Looking back, I remember how we were to live by the reuse, reduce, and recycle campaign as a kid. However, as I grew up, I learned many untold stories about how not all plastics are created equal so not all plastics can be recycled.
After reading a seven-year-old article as part of my Learning for Sustainable Future course, I realized that my worldview regarding climate action has already shifted from the individual to the corporate, partly because of the nature of my job and the circles I belong.
From Neoliberalism has conned us into fighting climate change as individuals:
[Neoliberalism] tells you that you should not merely feel guilt and shame if you can’t secure a good job, are deep in debt, and are too stressed or overworked for time with friends. You are now also responsible for bearing the burden of potential ecological collapse.

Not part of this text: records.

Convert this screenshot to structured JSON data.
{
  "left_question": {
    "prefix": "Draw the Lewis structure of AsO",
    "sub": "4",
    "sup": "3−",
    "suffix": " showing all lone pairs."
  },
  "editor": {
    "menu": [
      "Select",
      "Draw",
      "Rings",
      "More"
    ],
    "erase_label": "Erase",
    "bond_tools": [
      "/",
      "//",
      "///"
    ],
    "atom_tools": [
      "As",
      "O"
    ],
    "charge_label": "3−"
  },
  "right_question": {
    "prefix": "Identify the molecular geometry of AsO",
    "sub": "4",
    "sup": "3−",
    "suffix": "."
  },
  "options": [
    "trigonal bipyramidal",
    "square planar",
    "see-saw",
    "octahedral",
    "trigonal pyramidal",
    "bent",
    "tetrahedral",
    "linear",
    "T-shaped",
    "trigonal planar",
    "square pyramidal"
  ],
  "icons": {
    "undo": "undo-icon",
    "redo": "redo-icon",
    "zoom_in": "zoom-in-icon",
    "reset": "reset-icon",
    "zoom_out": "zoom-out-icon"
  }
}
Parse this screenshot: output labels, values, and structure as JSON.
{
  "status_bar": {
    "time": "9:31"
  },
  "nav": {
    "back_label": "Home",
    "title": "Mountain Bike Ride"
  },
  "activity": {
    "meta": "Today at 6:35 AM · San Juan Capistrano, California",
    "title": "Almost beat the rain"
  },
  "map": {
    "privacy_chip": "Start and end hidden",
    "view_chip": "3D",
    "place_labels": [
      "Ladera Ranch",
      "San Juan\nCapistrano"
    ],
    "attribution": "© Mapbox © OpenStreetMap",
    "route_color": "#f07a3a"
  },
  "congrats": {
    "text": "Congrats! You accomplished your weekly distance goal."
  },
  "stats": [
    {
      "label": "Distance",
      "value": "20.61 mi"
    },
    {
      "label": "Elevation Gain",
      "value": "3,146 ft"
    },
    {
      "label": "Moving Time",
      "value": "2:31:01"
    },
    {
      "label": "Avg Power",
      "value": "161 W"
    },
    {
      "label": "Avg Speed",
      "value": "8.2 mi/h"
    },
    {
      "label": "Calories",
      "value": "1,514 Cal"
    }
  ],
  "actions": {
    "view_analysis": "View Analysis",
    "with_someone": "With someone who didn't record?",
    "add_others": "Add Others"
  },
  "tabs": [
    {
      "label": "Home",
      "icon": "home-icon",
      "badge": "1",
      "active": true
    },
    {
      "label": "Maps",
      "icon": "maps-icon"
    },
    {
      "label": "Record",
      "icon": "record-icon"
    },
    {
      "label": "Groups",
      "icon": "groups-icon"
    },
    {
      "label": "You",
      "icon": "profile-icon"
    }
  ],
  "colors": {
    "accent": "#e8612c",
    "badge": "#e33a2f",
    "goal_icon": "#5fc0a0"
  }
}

Of course we need people to consume less and innovate low-carbon alternatives – build sustainable farms, invent battery storages, spread zero-waste methods. But individual choices will most count when the economic system can provide viable, environmental options for everyone—not just an affluent or intrepid few.
If affordable mass transit isn’t available, people will commute with cars. If local organic food is too expensive, they won’t opt out of fossil fuel-intensive super-market chains. If cheap mass produced goods flow endlessly, they will buy and buy and buy. This is the con-job of neoliberalism: to persuade us to address climate change through our pocket-books, rather than through power and politics.